Les acteurs non-bancaires sur la sellette

« Susceptible to run »

Au quinzième anniversaire  de Luxembourg for finance, février 2023
Foto: Sven Becker
d'Lëtzebuerger Land vom 14.04.2023

Jusqu’en octobre 2018 il était question de « shadow banking », expression plus ou moins heureusement traduite en français par « banque de l’ombre » ou « banque parallèle ». Cette appellation n’est plus de mise. Le Comité de stabilité financière, plus connu sous son sigle anglais (aux connotations funestes) FSB, parle désormais d’intermédiation financière non-bancaire ou IFNB. Une dénomination plus précise et fort bienvenue car les intervenants de l’IFNB n’ont rien de clandestin. Au contraire, ils ont pignon sur rue, surtout au Luxembourg, un des pays le plus actif dans ce domaine au niveau mondial.

Néanmoins, coup sur coup, deux rapports sont venus pointer la vulnérabilité de cette activité, d’autant plus inquiétante qu’elle pèse pour près de la moitié des actifs gérés sur la planète. Le premier a été publié par le FSB fin décembre 2022 mais les données de l’analyse sont celles de 2021. Le second a été posté sur le blog du FMI le 4 avril dernier et prend en compte les événements survenus jusqu’en mars 2023.

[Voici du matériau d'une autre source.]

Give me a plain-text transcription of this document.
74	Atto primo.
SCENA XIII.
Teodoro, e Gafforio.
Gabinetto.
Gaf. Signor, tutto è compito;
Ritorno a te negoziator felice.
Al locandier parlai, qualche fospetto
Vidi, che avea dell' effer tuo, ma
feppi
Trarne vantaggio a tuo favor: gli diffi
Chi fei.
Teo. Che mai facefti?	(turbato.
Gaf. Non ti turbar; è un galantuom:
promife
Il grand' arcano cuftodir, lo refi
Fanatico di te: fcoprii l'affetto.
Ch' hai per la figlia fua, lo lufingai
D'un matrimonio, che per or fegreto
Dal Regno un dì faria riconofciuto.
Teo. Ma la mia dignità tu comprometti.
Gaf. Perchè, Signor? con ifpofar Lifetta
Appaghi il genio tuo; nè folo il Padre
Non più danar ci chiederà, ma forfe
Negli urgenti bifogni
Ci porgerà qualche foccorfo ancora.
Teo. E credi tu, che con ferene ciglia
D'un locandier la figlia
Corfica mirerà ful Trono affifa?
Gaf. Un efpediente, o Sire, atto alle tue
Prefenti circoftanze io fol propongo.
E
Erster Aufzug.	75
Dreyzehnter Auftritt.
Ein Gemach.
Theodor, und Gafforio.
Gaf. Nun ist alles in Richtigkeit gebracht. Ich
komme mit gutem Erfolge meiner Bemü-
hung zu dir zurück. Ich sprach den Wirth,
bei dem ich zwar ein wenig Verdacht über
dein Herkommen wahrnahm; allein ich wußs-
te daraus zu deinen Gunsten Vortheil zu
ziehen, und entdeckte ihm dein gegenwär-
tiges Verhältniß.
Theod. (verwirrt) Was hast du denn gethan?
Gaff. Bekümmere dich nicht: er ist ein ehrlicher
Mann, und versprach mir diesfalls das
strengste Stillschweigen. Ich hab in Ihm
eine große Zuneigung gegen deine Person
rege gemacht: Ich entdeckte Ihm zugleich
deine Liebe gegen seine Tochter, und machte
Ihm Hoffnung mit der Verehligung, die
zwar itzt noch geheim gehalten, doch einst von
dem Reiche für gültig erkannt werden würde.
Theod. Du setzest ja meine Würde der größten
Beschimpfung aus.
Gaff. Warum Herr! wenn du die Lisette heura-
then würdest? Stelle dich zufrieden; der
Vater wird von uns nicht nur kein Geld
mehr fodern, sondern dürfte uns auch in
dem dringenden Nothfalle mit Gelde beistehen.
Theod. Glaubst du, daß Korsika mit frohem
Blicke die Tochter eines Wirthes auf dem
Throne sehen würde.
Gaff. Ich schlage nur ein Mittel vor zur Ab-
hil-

Le sigle IFNB recouvre toutes les institutions financières qui ne sont ni des banques commerciales ni des banques centrales ni des organismes publics spécialisés. Cela recouvre un nombre considérable d’établissements et d’activités, ce qui explique qu’en 2021, les activités financières non-bancaires ont atteint une part de 49,2 pour cent du total des actifs financiers mondiaux. En dix ans elles ont doublé et, en atteignant désormais 239 300 milliards de dollars, ont dépassé ceux des banques. En 2021 leur croissance a été de 8,9 pour cent, nettement supérieure à la progression moyenne des cinq années précédentes (6,6 pour cent). La « part de marché » des IFNB n’est cependant que de 28 pour cent dans les économies émergentes, contre 54 pour cent dans les pays avancés.

Les IFNB sont classés en deux catégories. La première, nommée assez vaguement « autres intermédiaires financiers » et qui pèse environ deux tiers du total, comprend notamment les compagnies d’assurance, les fonds de pension et les fonds d’investissement de toute nature. Ces derniers sont les principaux responsables de la croissance des IFNB en 2021. Dans un contexte encore marqué, à ce moment, par des politiques monétaires accommodantes et un environnement de taux bas qui ont contribué à la hausse des prix des actifs, ils ont enregistré à la fois des entrées de capitaux et, en particulier pour les fonds en actions, des valorisations plus élevées sur un large éventail de leurs investissements. En conséquence, les fonds d’investissement représentent près de 69 pour cent des actifs des IFNB dans les pays émergents et 61,3 pour cent dans les pays développés. Au Luxembourg c’est naturellement encore plus : 98,5 pour cent !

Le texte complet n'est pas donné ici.